CRM News South Africa

CRM trends and misconceptions

I am still thinking about the George Soros quote from a recent posting. The billionaire financier and philanthropist was quoted in Niall Ferguson's The Ascent of Money saying that "Every bubble consists of a trend and a misconception that interact in a reflexive manner."

What he meant was that trends become what we think the underlying idea is - and that can be very different from the original. That's important because it neatly explains the drift from idea to misconception as well as the way the two feed off one another in a random walk to an outcome.

Think about that for a moment: Every bubble - and here let me take some license and say that bubble and paradigm can be used interchangeably - contains the seeds for its own obsolescence.

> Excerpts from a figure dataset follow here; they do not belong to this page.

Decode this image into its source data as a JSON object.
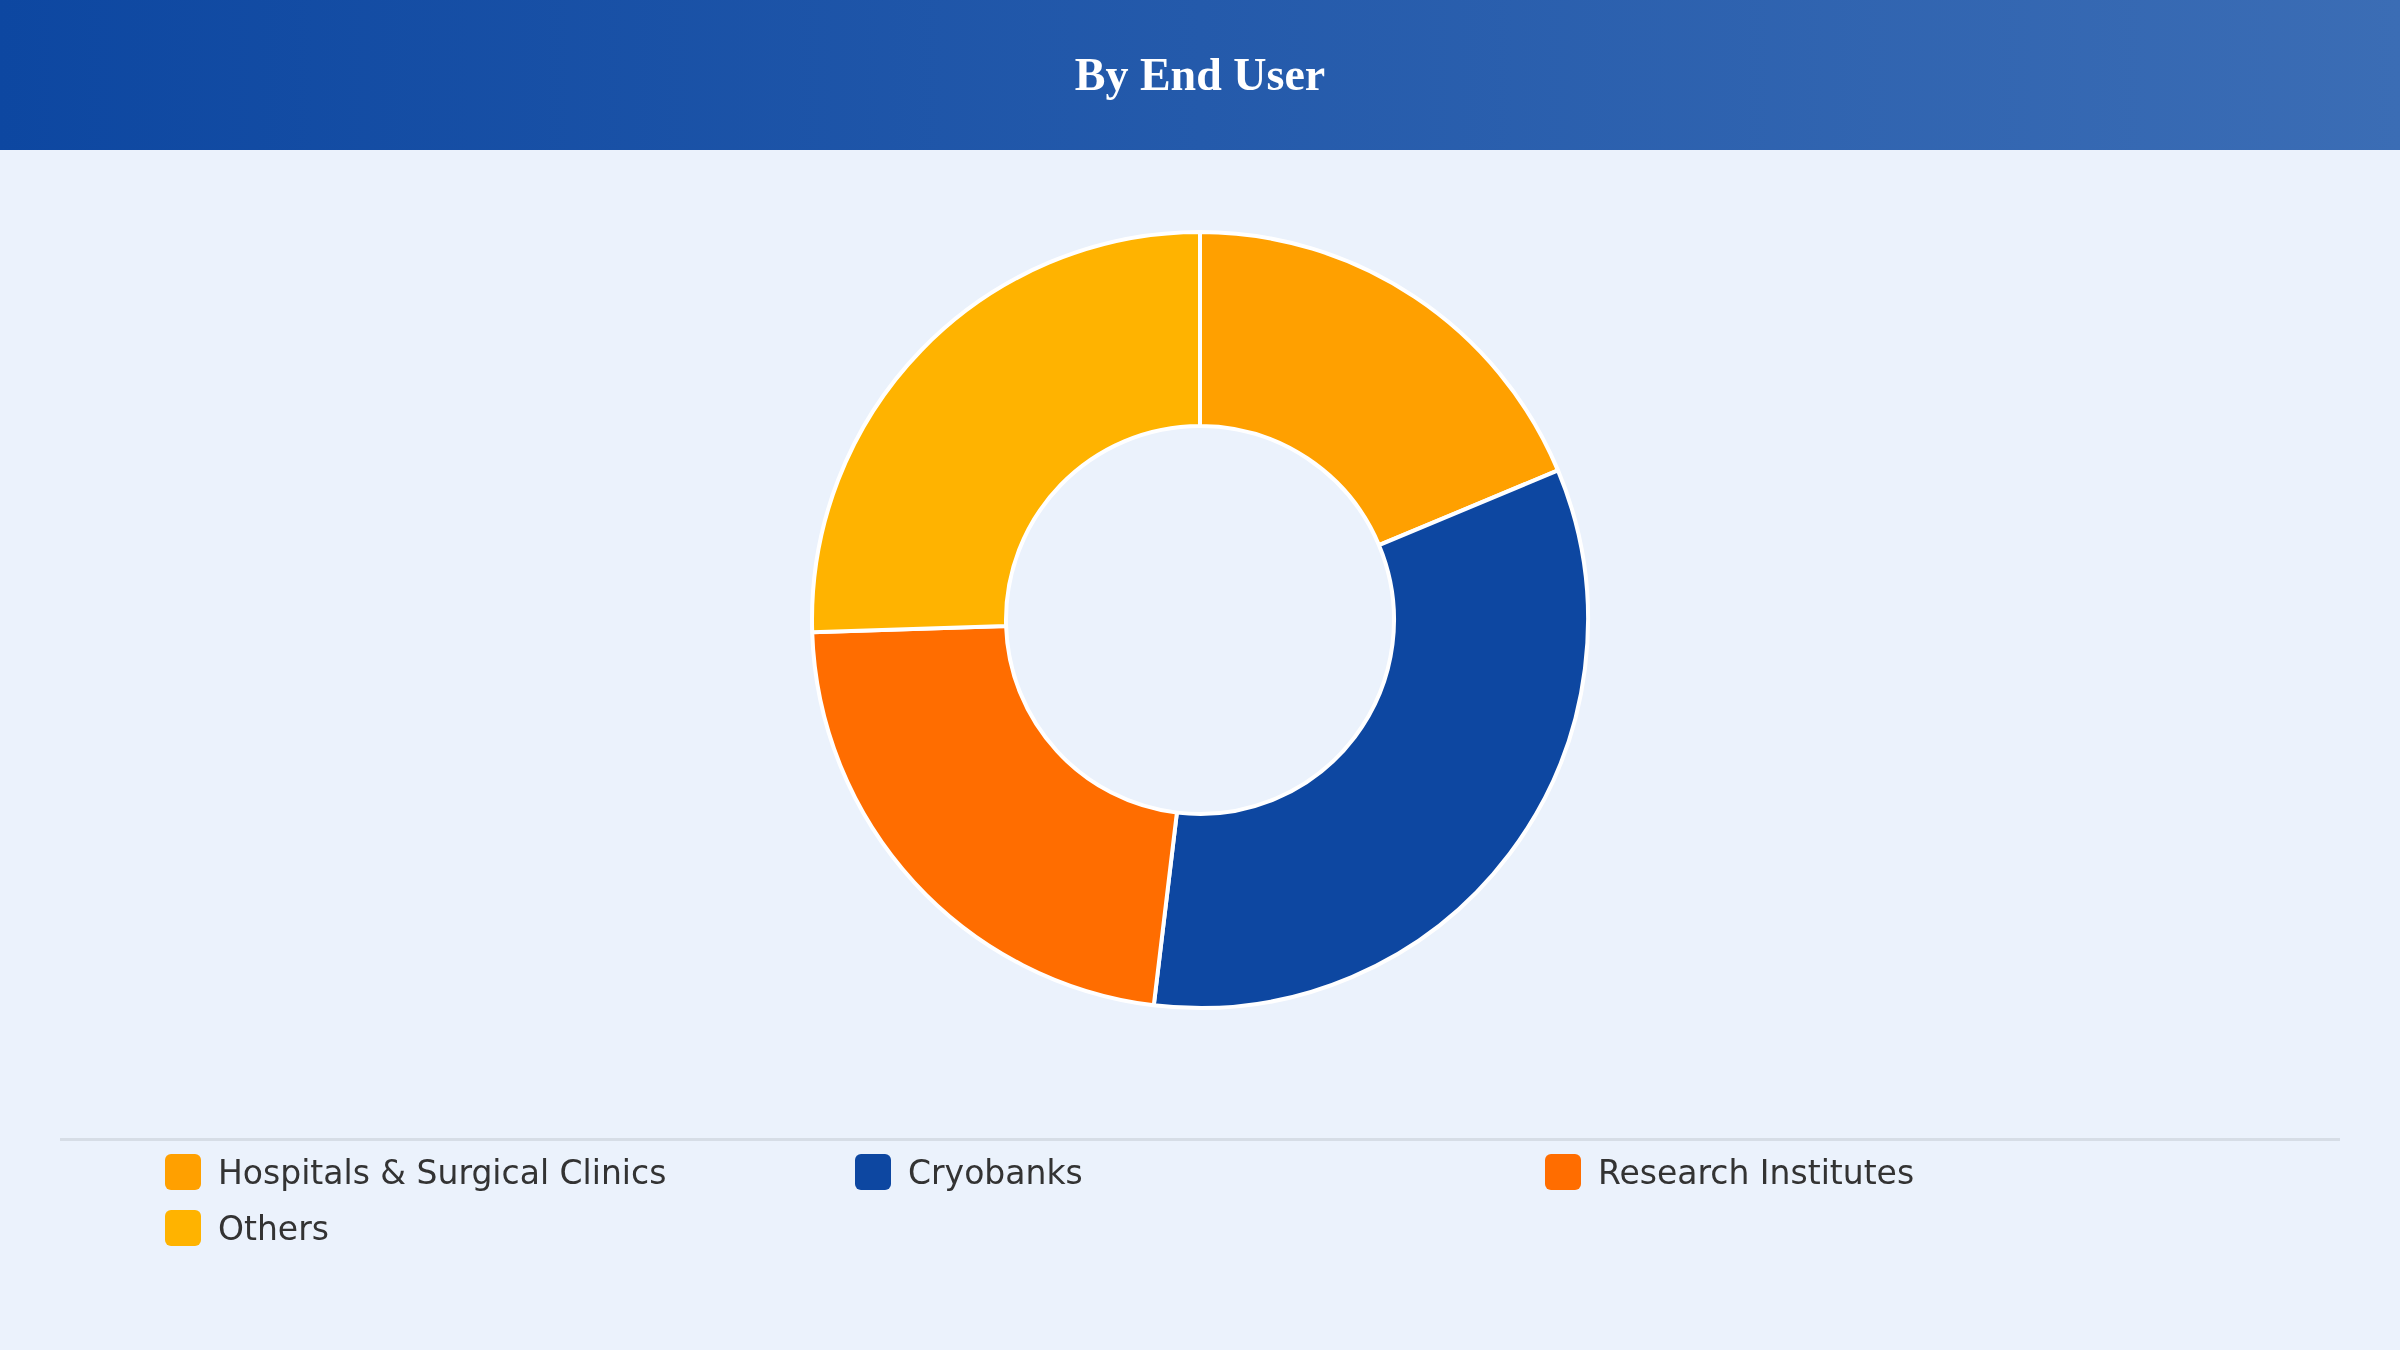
{
  "chart_data": {
    "type": "donut",
    "title": "By End User",
    "categories": [
      "Hospitals & Surgical Clinics",
      "Cryobanks",
      "Research Institutes",
      "Others"
    ],
    "values": [
      18.7,
      33.2,
      22.6,
      25.5
    ],
    "colors": [
      "#ffa000",
      "#0d47a1",
      "#ff6d00",
      "#ffb300"
    ],
    "legend": "bottom"
  }
}
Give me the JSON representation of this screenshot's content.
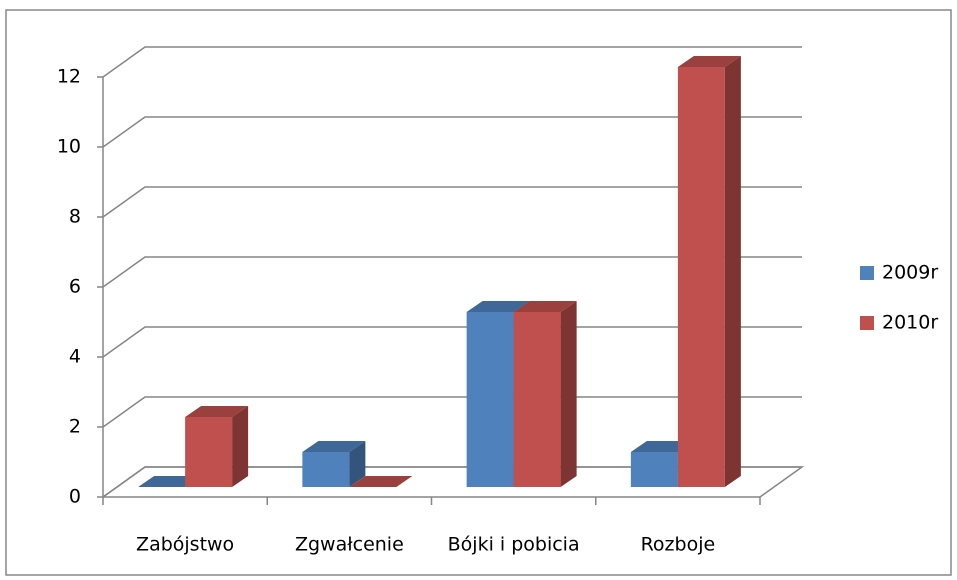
{
  "chart_data": {
    "type": "bar3d",
    "categories": [
      "Zabójstwo",
      "Zgwałcenie",
      "Bójki i pobicia",
      "Rozboje"
    ],
    "series": [
      {
        "name": "2009r",
        "color": "#4f81bd",
        "values": [
          0,
          1,
          5,
          1
        ]
      },
      {
        "name": "2010r",
        "color": "#c0504d",
        "values": [
          2,
          0,
          5,
          12
        ]
      }
    ],
    "ylim": [
      0,
      12
    ],
    "yticks": [
      0,
      2,
      4,
      6,
      8,
      10,
      12
    ],
    "grid": true,
    "legend": "right"
  }
}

So for example, the sub-prime mortgage mess started as a trend to make mortgages affordable to more people. It gained steam as unethical mortgage brokers, looking for a quick buck, began selling so-called NINJA loans (no income, no job or assets) to people who could not afford them. The misconception was the belief that the teaser interest rates were permanent. When these adjustable rate loans reset, the trend's misconception was revealed and the bubble burst as tens of thousands of people defaulted.

Trend and misconception going hand in hand got me thinking about things closer to home. Haven't we seen trends and misconceptions in CRM? I can think of a few. It seems that whenever we invent a new paradigm in computing, we pursue it well beyond its utility and over a cliff.